Keane plays it earnest, safe and tidy at the Midland

In the eight years since Keane’s last trip to Kansas City, the four-piece from East Sussex, England, hasn’t strayed much from its songwriting formula: tight 3- to 4-minute pop ballads about love and growing up.

It’s a blueprint that has helped the band sell more than 10 million albums worldwide and land songs on shows like “Melrose Place” and “Grey’s Anatomy”.

Keane employs no guitars, using only keyboards, bass, and drums to produce a sonic background for frontman Tom Chaplin to sing over. The band’s piano-rock sound is similar to that of Coldplay, the multi-platinum British band that also once offered membership to Keane’s keyboardist, Tim Rice-Oxley.

The stage setup for Sunday night’s show at the Midland was sparse, just a backdrop and a neon sign with the title of the band’s latest album, “Strangeland,” which would illuminate when one of its songs was played.

The Midland’s balcony was roped off for this show, but the floor was filled with what seemed like a general mix of young professionals, parents, and teenagers — many of whom looked just as interested in watching the concert as using their phones.

Keane is a technically proficient band. Chaplin is an excellent vocalist who hits each falsetto note with precision. But the band would do itself some good to not let its proficiency get the better of itself in live performances. The songs are crafted for radio play and sound as well-groomed and tidy as each member’s appearance, which translated to a performance that could never quite reach those striking and transcendental moments that often make a concert memorable.

This was apparent during songs like “Everybody’s Changing” and the excellent “Sovereign Light Café,” tracks that seemed to be begging for the band to let loose just a bit more and give each song an extra, dynamic dimension.
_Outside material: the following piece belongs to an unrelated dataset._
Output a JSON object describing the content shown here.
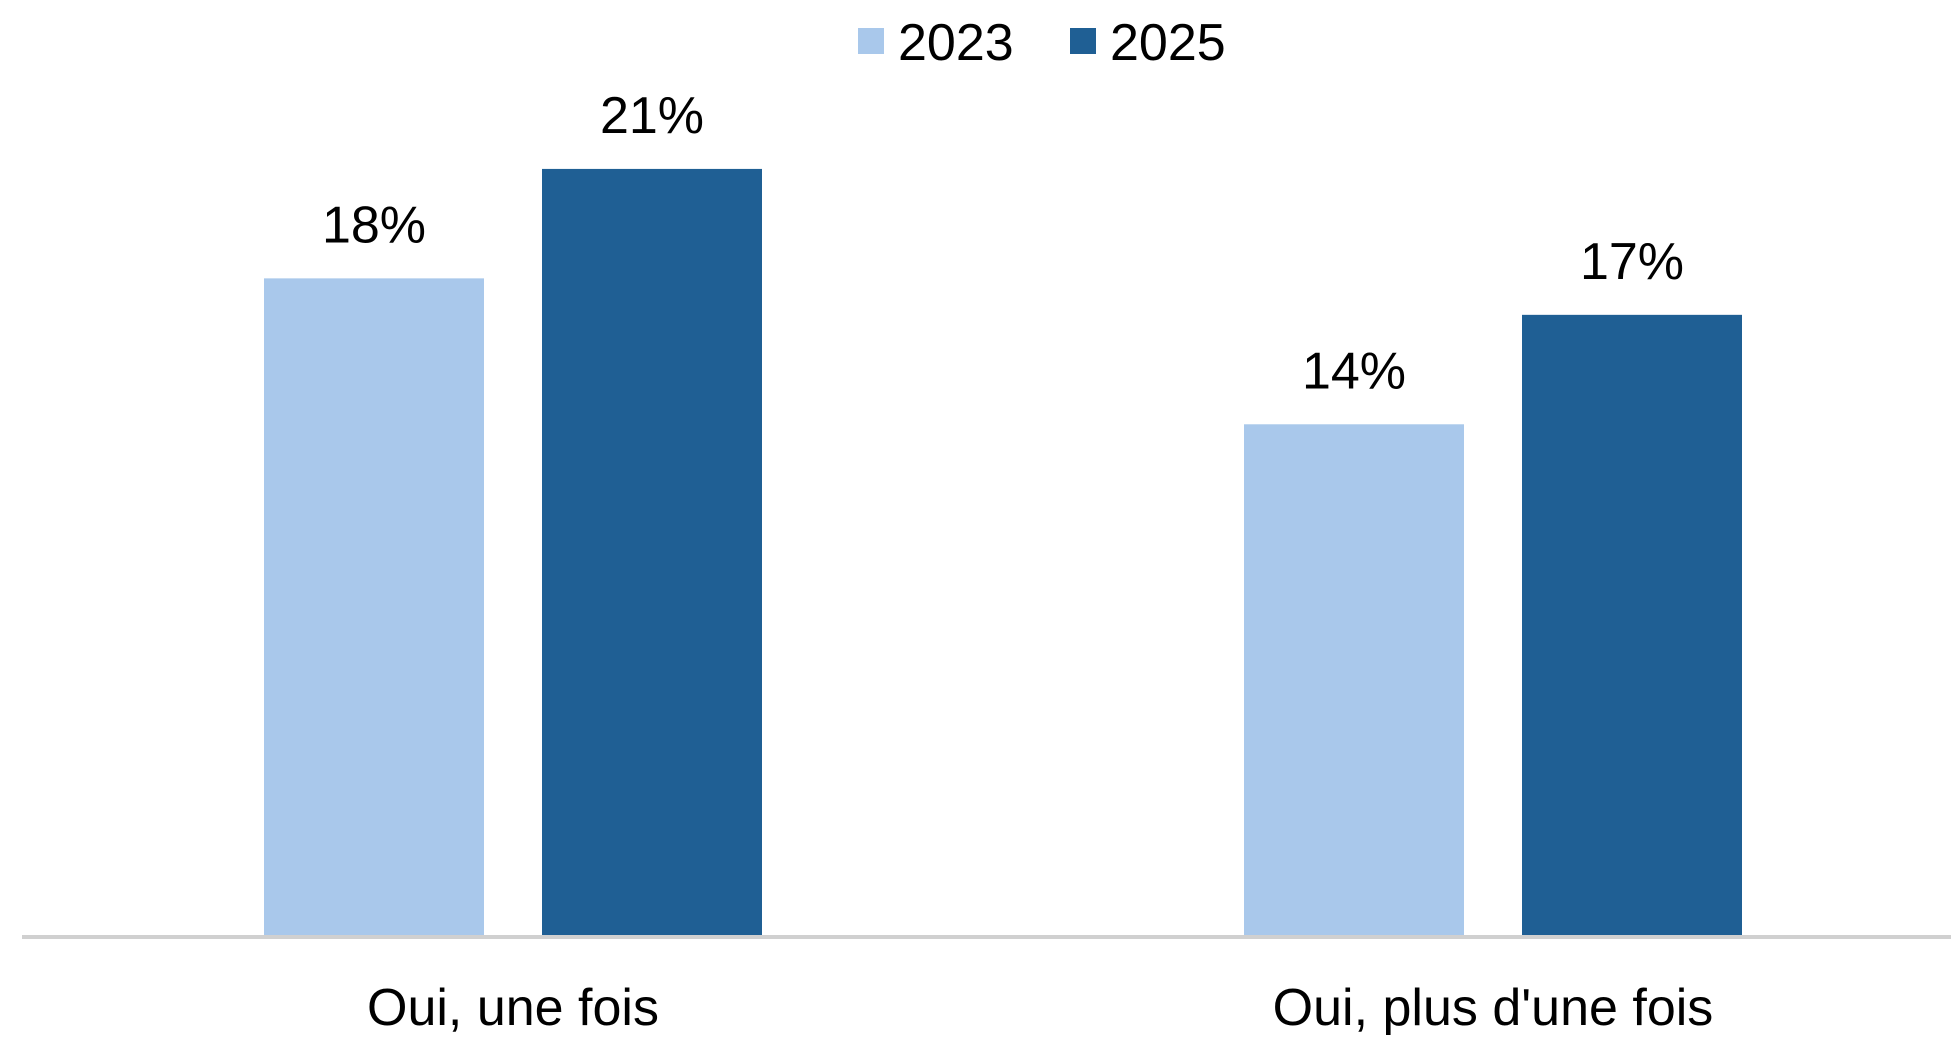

That’s not to say they didn’t come close at times. About midway through the band’s 21 song set, its newest member, Jesse Quin, swapped his bass for an electric guitar for “Spiralling”, an energetic new-wave tune that would feel at home with the likes of New Order.

Keane would have benefited from more moments like that — surprises that strayed from the predictable and sometimes cliché earnestness found in its pop ballads Instead, the 90-minute slate of songs played it safe, and included the singles “Is it Any Wonder?” and “Somewhere Only We Know”.

Chaplin complimented Kansas City throughout the night, recounting the band’s two-day stay that involved eating at restaurants on 39th Street and taking in a local show in Westport on the previous night. Comments like these were uncontrived, spontaneous and sincere — a trait that would do the band well if extended to its musical performance.